Secondly, their role is to strengthen the informal care networks and voluntary commitment and therefore need to find, support, appreciate, match and educate volunteers and informal carers. Due to the expected increase in the reliance on volunteers, the city council also focuses on the accessibility of voluntary work. Thereby, the city council focuses on the easy accessibility of physical and digital matching places for volunteers and voluntary organisations (Gemeente Amsterdam 2015: 25).

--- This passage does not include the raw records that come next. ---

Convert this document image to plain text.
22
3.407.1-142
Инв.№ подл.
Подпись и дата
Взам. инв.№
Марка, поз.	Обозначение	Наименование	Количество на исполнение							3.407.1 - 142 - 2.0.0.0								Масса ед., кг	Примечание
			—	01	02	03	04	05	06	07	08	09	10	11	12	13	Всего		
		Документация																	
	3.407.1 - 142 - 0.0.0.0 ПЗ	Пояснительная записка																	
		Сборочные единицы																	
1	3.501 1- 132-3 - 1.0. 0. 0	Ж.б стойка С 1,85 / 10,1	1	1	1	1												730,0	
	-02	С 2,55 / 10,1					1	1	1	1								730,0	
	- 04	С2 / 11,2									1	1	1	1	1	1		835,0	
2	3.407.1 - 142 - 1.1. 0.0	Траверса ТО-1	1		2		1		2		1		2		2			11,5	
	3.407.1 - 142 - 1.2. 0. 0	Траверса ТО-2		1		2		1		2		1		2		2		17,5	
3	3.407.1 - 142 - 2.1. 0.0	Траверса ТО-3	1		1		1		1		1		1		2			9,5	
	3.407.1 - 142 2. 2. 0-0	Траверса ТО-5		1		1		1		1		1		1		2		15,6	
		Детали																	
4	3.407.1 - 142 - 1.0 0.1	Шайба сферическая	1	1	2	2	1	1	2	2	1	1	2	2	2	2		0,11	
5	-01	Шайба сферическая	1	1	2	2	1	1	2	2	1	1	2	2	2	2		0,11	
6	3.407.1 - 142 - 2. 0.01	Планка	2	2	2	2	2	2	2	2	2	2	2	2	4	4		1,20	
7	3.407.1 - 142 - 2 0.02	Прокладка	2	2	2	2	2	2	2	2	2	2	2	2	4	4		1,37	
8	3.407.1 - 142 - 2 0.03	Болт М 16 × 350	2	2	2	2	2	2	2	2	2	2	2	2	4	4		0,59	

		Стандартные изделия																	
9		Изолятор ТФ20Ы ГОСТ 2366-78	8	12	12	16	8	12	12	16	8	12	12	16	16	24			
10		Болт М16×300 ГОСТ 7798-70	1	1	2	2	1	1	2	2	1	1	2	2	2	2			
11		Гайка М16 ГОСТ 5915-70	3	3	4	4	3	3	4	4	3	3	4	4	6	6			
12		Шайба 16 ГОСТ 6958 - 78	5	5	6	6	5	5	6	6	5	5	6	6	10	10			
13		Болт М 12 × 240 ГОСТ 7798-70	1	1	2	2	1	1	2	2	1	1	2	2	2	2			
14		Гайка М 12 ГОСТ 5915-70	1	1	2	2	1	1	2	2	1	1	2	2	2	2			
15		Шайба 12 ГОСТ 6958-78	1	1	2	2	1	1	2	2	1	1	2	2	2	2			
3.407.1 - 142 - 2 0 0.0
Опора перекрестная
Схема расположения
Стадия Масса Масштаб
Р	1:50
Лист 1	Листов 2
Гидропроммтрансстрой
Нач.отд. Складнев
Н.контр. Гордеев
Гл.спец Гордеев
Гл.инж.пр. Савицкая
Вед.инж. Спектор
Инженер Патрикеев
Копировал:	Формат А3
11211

In the city of Amsterdam citizen participation and self-determination are key-elements in the public policies of the ‘Social Domain’ that have been implemented in the city. The goal of this social domain is to create an inclusive society by enhancing the citizen’s participation focusing on health, voluntary commitment and financial stability. This social domain includes the Participation Law, the Youth Law and the Social Support Act 2015. In Amsterdam the city council stresses the importance of the citizen’s own responsibility for their lives and it is expected from citizens that they should take care of themselves and others in society. The clients who aren’t fully ‘self-determined’ should call upon their social informal network of the voluntary commitment, before claiming the right to formal care (Gemeente Amsterdam 2018: 1). Since the introduction of the Social Support Act 2015 the city council has been responsible for the realisation of home care (support) for 66.000 citizens in order for them to live longer at home and participate within society (Gemeente Amsterdam 2015: 9). Moreover, with the implementation of the law the city council is now also responsible for the support of a vulnerable group of citizens with psychical, psychiatric, sensory disabilities, a chronic illness or citizens with psychosocial problems. The tasks described in the Social Support Act 2015 include: home care (help around the house), ‘day-activities’ and ‘protected living for clients with psychiatric illnesses’ (Gemeente Amsterdam 2015: 9).